Carbon Monoxide Alarm Law Goes into Effect

An approved model of CO detector

The July 1 deadline for single-family homeowners to install carbon monoxide detectors in their houses is here!
A California law, passed in May 2010, requires single-family homes with an attached garage or appliances that burn fuels like gas, coal or wood to have the devices. Other multifamily dwellings, such as apartment buildings or condominiums, have until Jan. 1, 2013, to comply with the law. Since in our area, most of our homes are heated with a gas-fired furnace or water heater, this law will apply to the vast majority of local homeowners.
Failure to install carbon monoxide detectors could result in a $200 fine, although residents would get 30 days to install the devices before having to pay.
When appliances such as water heaters or gas stoves burn their fuel, one of the byproducts of combustion is carbon monoxide gas. It’s colorless and odorless and is toxic to humans and animals in high concentrations. The molecule binds to an area on red blood cells that normally carries oxygen, essentially suffocating the body’s organs.
A common question will be whether it is wise to install a combination smoke/CO detector, as opposed to separate detectors to deal with each issue. Recently I attended a presentation by an attorney for a natural hazards disclosure company. She was firm in her recommendation, the same as I have heard from local building inspectors: get a separate carbon monoxide detector. Smoke is best detected high up.
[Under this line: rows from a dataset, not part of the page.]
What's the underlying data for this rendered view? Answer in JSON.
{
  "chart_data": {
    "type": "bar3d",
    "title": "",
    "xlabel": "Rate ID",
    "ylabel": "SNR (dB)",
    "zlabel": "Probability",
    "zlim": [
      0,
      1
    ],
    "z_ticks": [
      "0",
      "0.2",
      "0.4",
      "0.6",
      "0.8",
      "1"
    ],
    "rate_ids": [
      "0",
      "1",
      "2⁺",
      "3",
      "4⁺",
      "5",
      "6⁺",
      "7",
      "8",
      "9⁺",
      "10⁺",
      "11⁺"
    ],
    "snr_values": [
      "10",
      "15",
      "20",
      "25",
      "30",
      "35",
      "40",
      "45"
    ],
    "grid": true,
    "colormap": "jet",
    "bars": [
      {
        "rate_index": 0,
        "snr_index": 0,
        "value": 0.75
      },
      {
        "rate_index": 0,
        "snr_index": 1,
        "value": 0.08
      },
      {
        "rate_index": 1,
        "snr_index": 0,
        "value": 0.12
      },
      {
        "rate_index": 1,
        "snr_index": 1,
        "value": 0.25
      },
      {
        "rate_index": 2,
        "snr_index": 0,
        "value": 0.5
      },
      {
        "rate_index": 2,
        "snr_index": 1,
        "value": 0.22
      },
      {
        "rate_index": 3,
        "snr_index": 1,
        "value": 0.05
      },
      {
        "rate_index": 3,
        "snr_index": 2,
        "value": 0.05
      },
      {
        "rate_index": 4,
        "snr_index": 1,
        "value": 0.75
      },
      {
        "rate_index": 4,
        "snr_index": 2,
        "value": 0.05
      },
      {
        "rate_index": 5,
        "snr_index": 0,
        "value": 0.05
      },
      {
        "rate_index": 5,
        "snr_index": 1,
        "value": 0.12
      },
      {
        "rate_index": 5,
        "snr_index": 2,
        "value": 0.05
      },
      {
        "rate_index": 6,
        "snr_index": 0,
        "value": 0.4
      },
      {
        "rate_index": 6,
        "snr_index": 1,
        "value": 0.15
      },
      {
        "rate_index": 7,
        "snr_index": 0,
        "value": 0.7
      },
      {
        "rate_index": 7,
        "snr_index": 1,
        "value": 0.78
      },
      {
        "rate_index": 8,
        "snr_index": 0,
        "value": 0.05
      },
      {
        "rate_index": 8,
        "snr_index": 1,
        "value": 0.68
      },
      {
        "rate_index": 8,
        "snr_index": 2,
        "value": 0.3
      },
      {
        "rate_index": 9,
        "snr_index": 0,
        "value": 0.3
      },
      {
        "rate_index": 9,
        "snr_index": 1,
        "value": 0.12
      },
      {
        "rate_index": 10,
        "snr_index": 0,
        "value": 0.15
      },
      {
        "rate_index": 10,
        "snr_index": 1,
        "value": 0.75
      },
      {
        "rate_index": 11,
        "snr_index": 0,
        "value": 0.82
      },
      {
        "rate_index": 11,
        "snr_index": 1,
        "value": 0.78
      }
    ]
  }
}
CO is heavy, and best detected closer to the floor. Get separate devices and locate them according to the manufacturer’s recommendations.
While you’re at it, check your smoke detectors. Are they the photoelectric variety? If not, they should be! The Fire Marshall of the City of Albany gave a presentation recently to local Realtors. He is on a mission to make sure ALL smoke detectors in his small City are photoelectric, because they have eight times fewer false alarms, and are thus much less likely to be disconnected. They will not go off because you broil something in the oven (unless you actually burn it!) The common type of smoke detector, which is the ionization type, has a 56% failure rate in smoldering situations! Photoelectric detectors, by comparison, have a 4% failure rate. PE detectors signal 15-45 minutes sooner in smoldering situations. The cost difference is trivial, especially when considering that the choice of detector could truly make the difference between life and death, or serious damage.
The Fire Marshall made a believer out of me! To read his letter discussing the differences, follow this link to the City of Albany Fire Department. There you will also find a very informative video on the subject. This would be a great time to install a CO detector, and either replace those ionization smoke detectors, or replace the batteries in your PE detectors. Then every Fourth of July when those fireworks go off: you’ll be reminded to prevent any fireworks in your own home by making an annual replacement of the batteries.